1 Luglio 2026 — Heading North to Venice

With seven stops behind me, the next move was heading north. I wrapped up my Pescara stay with a Monday coastal hike, chasing rumors of a private beach. Montesilvano delivered with a plate of linguini and clams and stretch of sand full of beautiful women. My kind of day!

Dinner that night was light with a ferocious order of ravioli with mushroom sauce. The rest of the night consisted of taking a wrong turn leaving the restaurant and ending up in a crazy neighborhood south of the bus station with some shady, shady folks. I stood straight, walked with confidence and high t tailed to my neighborhood without drawing attention to myself. In the end I made it to my flat safely or you would not be reading this right now. The rest of the night consisted of packing up and reviewing the next morning’s itinerary.

I woke fairly early, finished getting myself together, and walked to the station, sticking to my travel day tradition of skipping breakfast and lunch. The first train tried to sabotage that with complimentary snacks right before an hour‑and‑a‑half delay at some random station thanks to signal problems up the line. Honestly, the snacks felt like something I’d do to appease clients when I foresee delays in the pipeline.

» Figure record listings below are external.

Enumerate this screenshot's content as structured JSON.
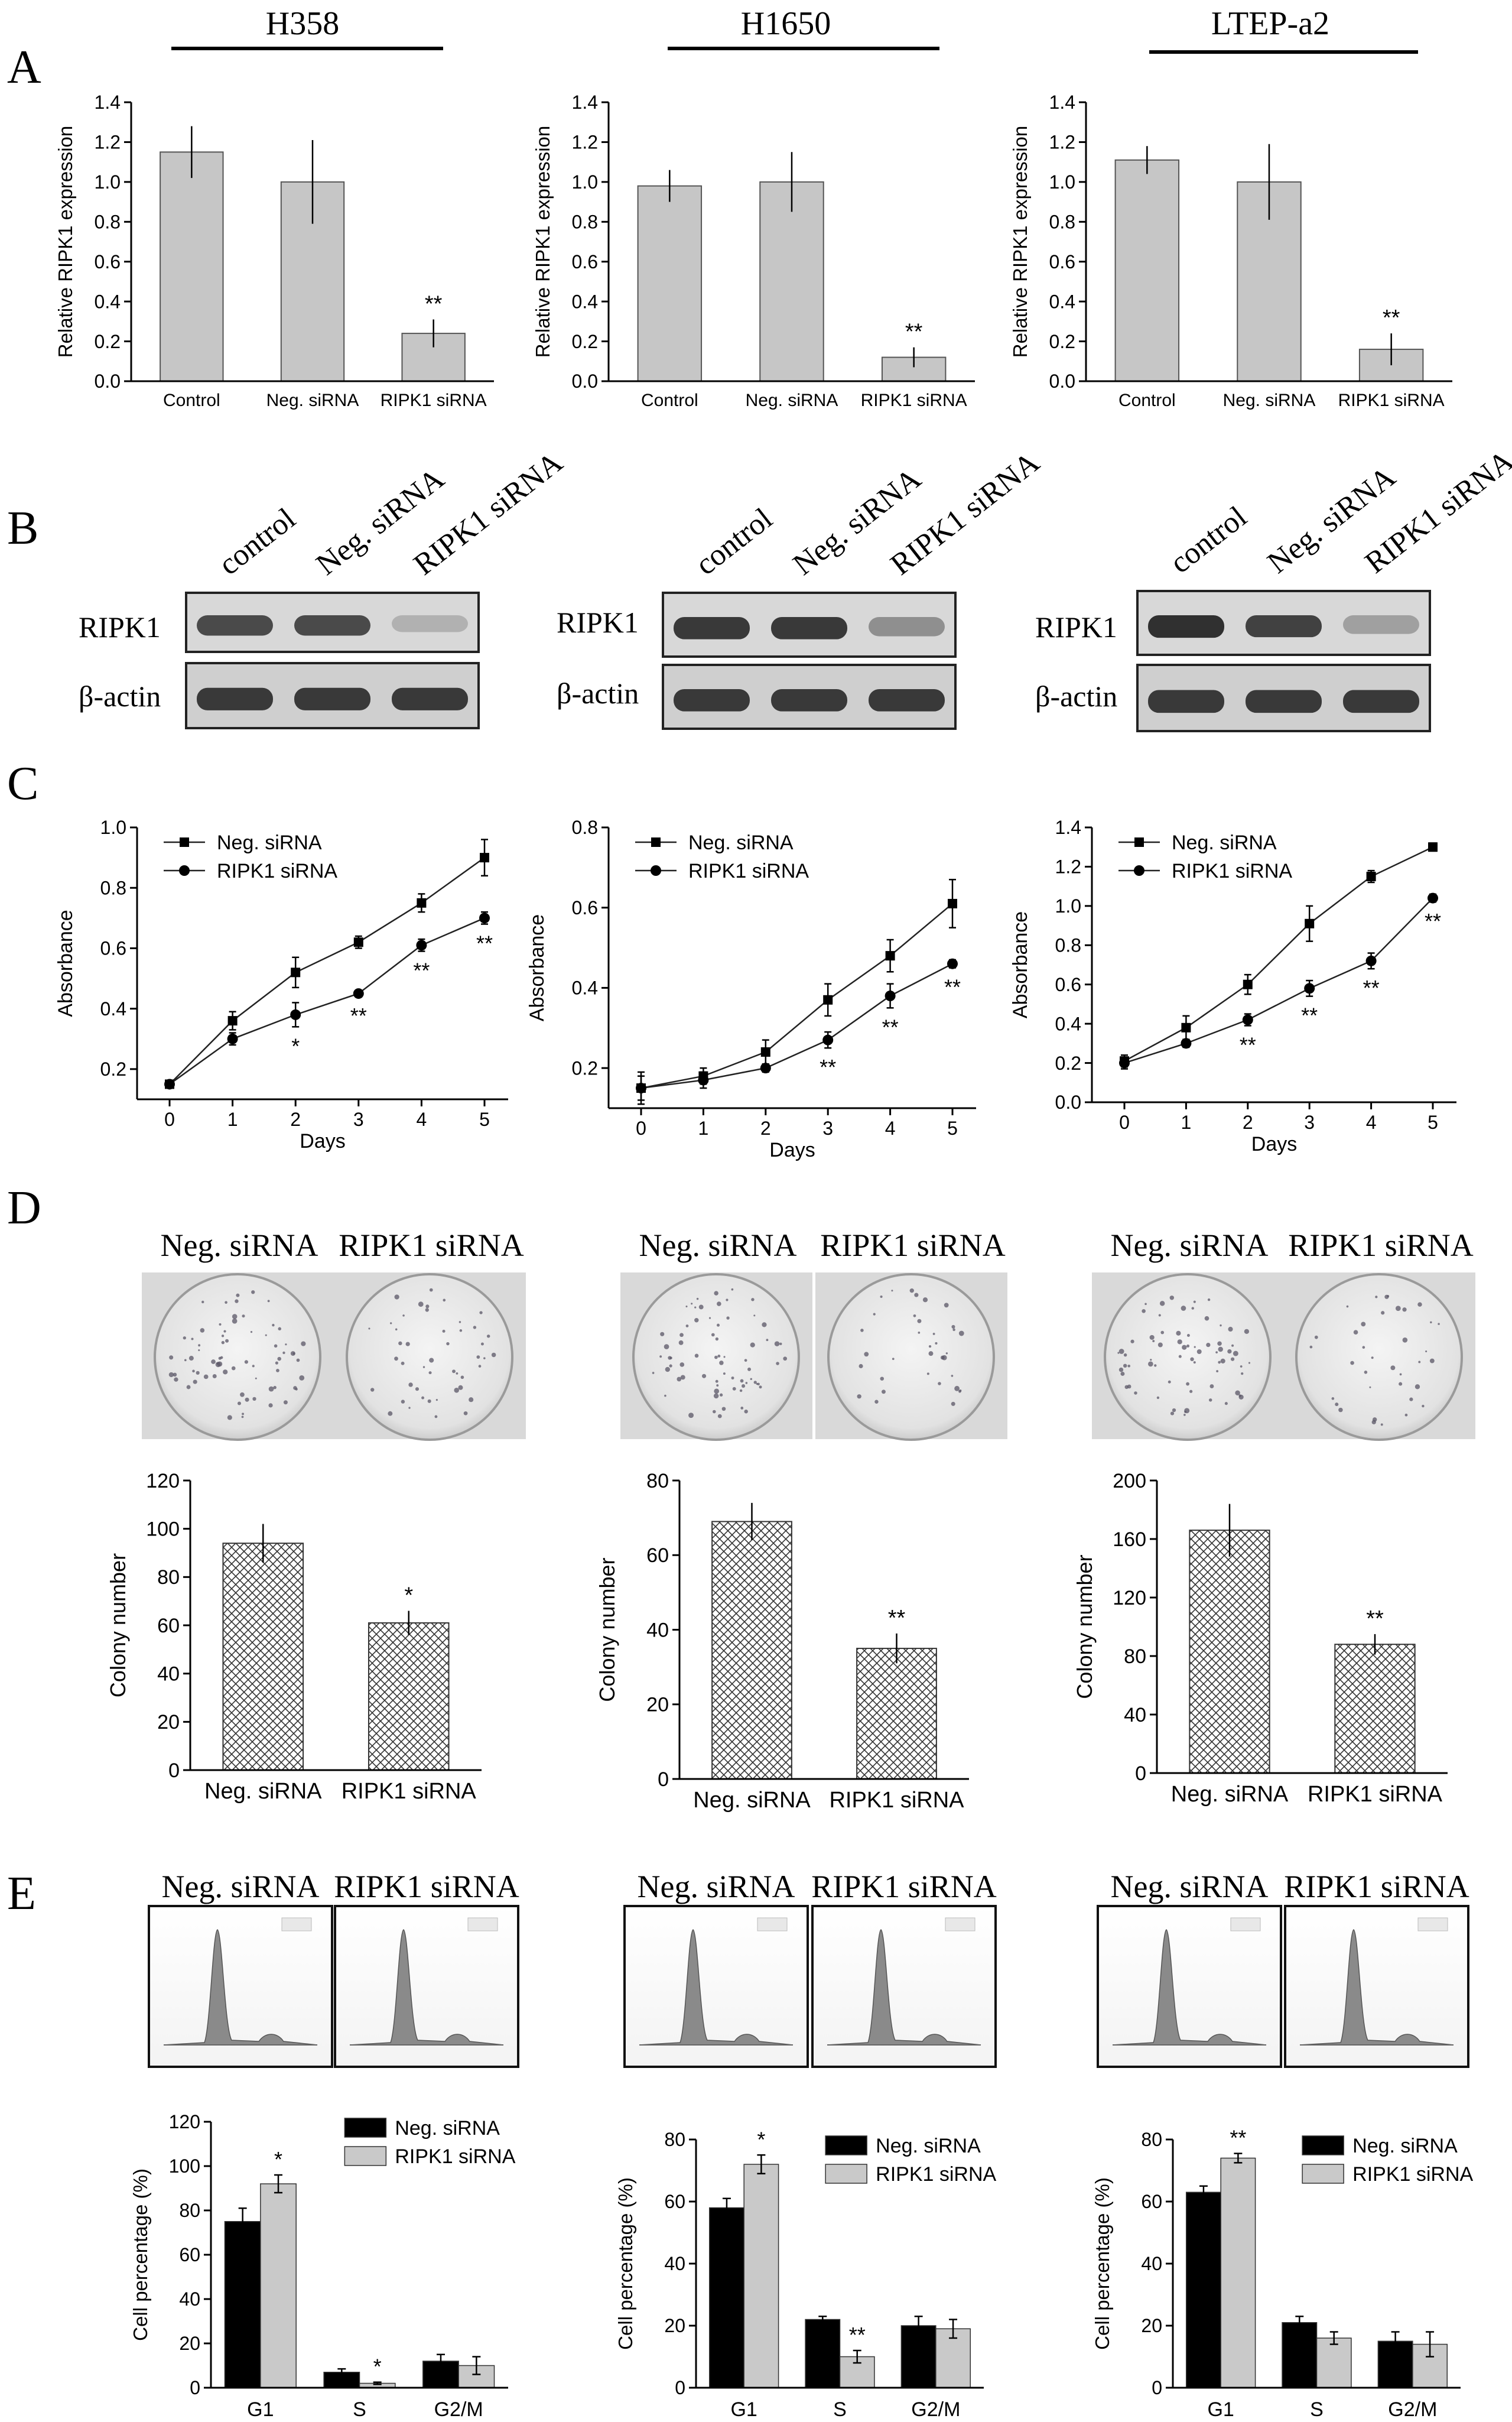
{
  "cell_lines": [
    "H358",
    "H1650",
    "LTEP-a2"
  ],
  "panel_letters": [
    "A",
    "B",
    "C",
    "D",
    "E"
  ],
  "blot": {
    "lanes": [
      "control",
      "Neg. siRNA",
      "RIPK1 siRNA"
    ],
    "rows": [
      "RIPK1",
      "β-actin"
    ],
    "ripk1_band_level": [
      [
        0.85,
        0.85,
        0.25
      ],
      [
        0.95,
        0.95,
        0.45
      ],
      [
        1.0,
        0.9,
        0.35
      ]
    ]
  },
  "dish_labels": [
    "Neg. siRNA",
    "RIPK1 siRNA"
  ],
  "colony_density": [
    [
      1.0,
      0.65
    ],
    [
      1.0,
      0.5
    ],
    [
      1.0,
      0.52
    ]
  ],
  "colors": {
    "bar_gray": "#c6c6c6",
    "black": "#000000",
    "light_gray": "#c9c9c9"
  },
  "chart_data": [
    {
      "id": "A1",
      "type": "bar",
      "panel": "A",
      "cell_line": "H358",
      "categories": [
        "Control",
        "Neg. siRNA",
        "RIPK1 siRNA"
      ],
      "values": [
        1.15,
        1.0,
        0.24
      ],
      "errors": [
        0.13,
        0.21,
        0.07
      ],
      "annotations": [
        "",
        "",
        "**"
      ],
      "ylabel": "Relative RIPK1 expression",
      "ylim": [
        0,
        1.4
      ],
      "yticks": [
        "0.0",
        "0.2",
        "0.4",
        "0.6",
        "0.8",
        "1.0",
        "1.2",
        "1.4"
      ]
    },
    {
      "id": "A2",
      "type": "bar",
      "panel": "A",
      "cell_line": "H1650",
      "categories": [
        "Control",
        "Neg. siRNA",
        "RIPK1 siRNA"
      ],
      "values": [
        0.98,
        1.0,
        0.12
      ],
      "errors": [
        0.08,
        0.15,
        0.05
      ],
      "annotations": [
        "",
        "",
        "**"
      ],
      "ylabel": "Relative RIPK1 expression",
      "ylim": [
        0,
        1.4
      ],
      "yticks": [
        "0.0",
        "0.2",
        "0.4",
        "0.6",
        "0.8",
        "1.0",
        "1.2",
        "1.4"
      ]
    },
    {
      "id": "A3",
      "type": "bar",
      "panel": "A",
      "cell_line": "LTEP-a2",
      "categories": [
        "Control",
        "Neg. siRNA",
        "RIPK1 siRNA"
      ],
      "values": [
        1.11,
        1.0,
        0.16
      ],
      "errors": [
        0.07,
        0.19,
        0.08
      ],
      "annotations": [
        "",
        "",
        "**"
      ],
      "ylabel": "Relative RIPK1 expression",
      "ylim": [
        0,
        1.4
      ],
      "yticks": [
        "0.0",
        "0.2",
        "0.4",
        "0.6",
        "0.8",
        "1.0",
        "1.2",
        "1.4"
      ]
    },
    {
      "id": "C1",
      "type": "line",
      "panel": "C",
      "cell_line": "H358",
      "x": [
        0,
        1,
        2,
        3,
        4,
        5
      ],
      "xlabel": "Days",
      "ylabel": "Absorbance",
      "ylim": [
        0.1,
        1.0
      ],
      "yticks": [
        "0.2",
        "0.4",
        "0.6",
        "0.8",
        "1.0"
      ],
      "ytick_values": [
        0.2,
        0.4,
        0.6,
        0.8,
        1.0
      ],
      "series": [
        {
          "name": "Neg. siRNA",
          "marker": "square",
          "values": [
            0.15,
            0.36,
            0.52,
            0.62,
            0.75,
            0.9
          ],
          "errors": [
            0.01,
            0.03,
            0.05,
            0.02,
            0.03,
            0.06
          ]
        },
        {
          "name": "RIPK1 siRNA",
          "marker": "circle",
          "values": [
            0.15,
            0.3,
            0.38,
            0.45,
            0.61,
            0.7
          ],
          "errors": [
            0.01,
            0.02,
            0.04,
            0.01,
            0.02,
            0.02
          ]
        }
      ],
      "annotations": [
        "",
        "",
        "*",
        "**",
        "**",
        "**"
      ],
      "legend": "top-left"
    },
    {
      "id": "C2",
      "type": "line",
      "panel": "C",
      "cell_line": "H1650",
      "x": [
        0,
        1,
        2,
        3,
        4,
        5
      ],
      "xlabel": "Days",
      "ylabel": "Absorbance",
      "ylim": [
        0.1,
        0.8
      ],
      "yticks": [
        "0.2",
        "0.4",
        "0.6",
        "0.8"
      ],
      "ytick_values": [
        0.2,
        0.4,
        0.6,
        0.8
      ],
      "series": [
        {
          "name": "Neg. siRNA",
          "marker": "square",
          "values": [
            0.15,
            0.18,
            0.24,
            0.37,
            0.48,
            0.61
          ],
          "errors": [
            0.04,
            0.02,
            0.03,
            0.04,
            0.04,
            0.06
          ]
        },
        {
          "name": "RIPK1 siRNA",
          "marker": "circle",
          "values": [
            0.15,
            0.17,
            0.2,
            0.27,
            0.38,
            0.46
          ],
          "errors": [
            0.03,
            0.02,
            0.01,
            0.02,
            0.03,
            0.01
          ]
        }
      ],
      "annotations": [
        "",
        "",
        "",
        "**",
        "**",
        "**"
      ],
      "legend": "top-left"
    },
    {
      "id": "C3",
      "type": "line",
      "panel": "C",
      "cell_line": "LTEP-a2",
      "x": [
        0,
        1,
        2,
        3,
        4,
        5
      ],
      "xlabel": "Days",
      "ylabel": "Absorbance",
      "ylim": [
        0.0,
        1.4
      ],
      "yticks": [
        "0.0",
        "0.2",
        "0.4",
        "0.6",
        "0.8",
        "1.0",
        "1.2",
        "1.4"
      ],
      "ytick_values": [
        0.0,
        0.2,
        0.4,
        0.6,
        0.8,
        1.0,
        1.2,
        1.4
      ],
      "series": [
        {
          "name": "Neg. siRNA",
          "marker": "square",
          "values": [
            0.21,
            0.38,
            0.6,
            0.91,
            1.15,
            1.3
          ],
          "errors": [
            0.03,
            0.06,
            0.05,
            0.09,
            0.03,
            0.02
          ]
        },
        {
          "name": "RIPK1 siRNA",
          "marker": "circle",
          "values": [
            0.2,
            0.3,
            0.42,
            0.58,
            0.72,
            1.04
          ],
          "errors": [
            0.03,
            0.02,
            0.03,
            0.04,
            0.04,
            0.02
          ]
        }
      ],
      "annotations": [
        "",
        "",
        "**",
        "**",
        "**",
        "**"
      ],
      "legend": "top-left"
    },
    {
      "id": "D1",
      "type": "bar",
      "panel": "D",
      "cell_line": "H358",
      "categories": [
        "Neg. siRNA",
        "RIPK1 siRNA"
      ],
      "values": [
        94,
        61
      ],
      "errors": [
        8,
        5
      ],
      "annotations": [
        "",
        "*"
      ],
      "ylabel": "Colony number",
      "ylim": [
        0,
        120
      ],
      "yticks": [
        "0",
        "20",
        "40",
        "60",
        "80",
        "100",
        "120"
      ],
      "ytick_values": [
        0,
        20,
        40,
        60,
        80,
        100,
        120
      ]
    },
    {
      "id": "D2",
      "type": "bar",
      "panel": "D",
      "cell_line": "H1650",
      "categories": [
        "Neg. siRNA",
        "RIPK1 siRNA"
      ],
      "values": [
        69,
        35
      ],
      "errors": [
        5,
        4
      ],
      "annotations": [
        "",
        "**"
      ],
      "ylabel": "Colony number",
      "ylim": [
        0,
        80
      ],
      "yticks": [
        "0",
        "20",
        "40",
        "60",
        "80"
      ],
      "ytick_values": [
        0,
        20,
        40,
        60,
        80
      ]
    },
    {
      "id": "D3",
      "type": "bar",
      "panel": "D",
      "cell_line": "LTEP-a2",
      "categories": [
        "Neg. siRNA",
        "RIPK1 siRNA"
      ],
      "values": [
        166,
        88
      ],
      "errors": [
        18,
        7
      ],
      "annotations": [
        "",
        "**"
      ],
      "ylabel": "Colony number",
      "ylim": [
        0,
        200
      ],
      "yticks": [
        "0",
        "40",
        "80",
        "120",
        "160",
        "200"
      ],
      "ytick_values": [
        0,
        40,
        80,
        120,
        160,
        200
      ]
    },
    {
      "id": "E1",
      "type": "bar",
      "panel": "E",
      "cell_line": "H358",
      "categories": [
        "G1",
        "S",
        "G2/M"
      ],
      "ylabel": "Cell percentage (%)",
      "ylim": [
        0,
        120
      ],
      "yticks": [
        "0",
        "20",
        "40",
        "60",
        "80",
        "100",
        "120"
      ],
      "ytick_values": [
        0,
        20,
        40,
        60,
        80,
        100,
        120
      ],
      "series": [
        {
          "name": "Neg. siRNA",
          "values": [
            75,
            7,
            12
          ],
          "errors": [
            6,
            1.5,
            3
          ]
        },
        {
          "name": "RIPK1 siRNA",
          "values": [
            92,
            2,
            10
          ],
          "errors": [
            4,
            0.5,
            4
          ]
        }
      ],
      "annotations": [
        "*",
        "*",
        ""
      ],
      "legend": "top-right"
    },
    {
      "id": "E2",
      "type": "bar",
      "panel": "E",
      "cell_line": "H1650",
      "categories": [
        "G1",
        "S",
        "G2/M"
      ],
      "ylabel": "Cell percentage (%)",
      "ylim": [
        0,
        80
      ],
      "yticks": [
        "0",
        "20",
        "40",
        "60",
        "80"
      ],
      "ytick_values": [
        0,
        20,
        40,
        60,
        80
      ],
      "series": [
        {
          "name": "Neg. siRNA",
          "values": [
            58,
            22,
            20
          ],
          "errors": [
            3,
            1,
            3
          ]
        },
        {
          "name": "RIPK1 siRNA",
          "values": [
            72,
            10,
            19
          ],
          "errors": [
            3,
            2,
            3
          ]
        }
      ],
      "annotations": [
        "*",
        "**",
        ""
      ],
      "legend": "top-right"
    },
    {
      "id": "E3",
      "type": "bar",
      "panel": "E",
      "cell_line": "LTEP-a2",
      "categories": [
        "G1",
        "S",
        "G2/M"
      ],
      "ylabel": "Cell percentage (%)",
      "ylim": [
        0,
        80
      ],
      "yticks": [
        "0",
        "20",
        "40",
        "60",
        "80"
      ],
      "ytick_values": [
        0,
        20,
        40,
        60,
        80
      ],
      "series": [
        {
          "name": "Neg. siRNA",
          "values": [
            63,
            21,
            15
          ],
          "errors": [
            2,
            2,
            3
          ]
        },
        {
          "name": "RIPK1 siRNA",
          "values": [
            74,
            16,
            14
          ],
          "errors": [
            1.5,
            2,
            4
          ]
        }
      ],
      "annotations": [
        "**",
        "",
        ""
      ],
      "legend": "top-right"
    }
  ]
}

In classic Italian fashion, I missed my Bologna connection by fifteen minutes. And in classic Frankie fashion, I’d already looked up the next departing train before we even pulled in. I hopped off, found the track, and ticket‑jumped onto another train within ten minutes. I arrived an hour later than planned, but with fewer stops on the second train, I still made decent time.

My buddy AI “that’s artificial intelligence, not a guy named Al” had already explained how to catch the waterbus at the ACTV gates and correctly picked the 5.1 line. It dropped me two minutes from The Boulevard Hotel on Lido’s main drag. If you’ve read my previous entries, you know what happened next: quick freshen‑up, then straight out to find the beach. Not before a beer and a caffè, though. “I skipped breakfast and lunch. A man needs his calories and caffeine!”

The beach was easy to find, Google rarely struggles with locating the Adriatic Sea. By late afternoon most people were already heading home. Headed back to the hotel I grabbed fruit from a local stand and groceries from the shop conveniently next to my hotel. As the sun set I wandered the neighborhood and, bonus, found a laundromat just down the street. A welcome discovery, because washing clothes in the sink is getting old.

Dinner was nearby and apparently forgettable, because I couldn’t tell you what I ate. With another travel day behind me, my four days on Lido were off to a good start.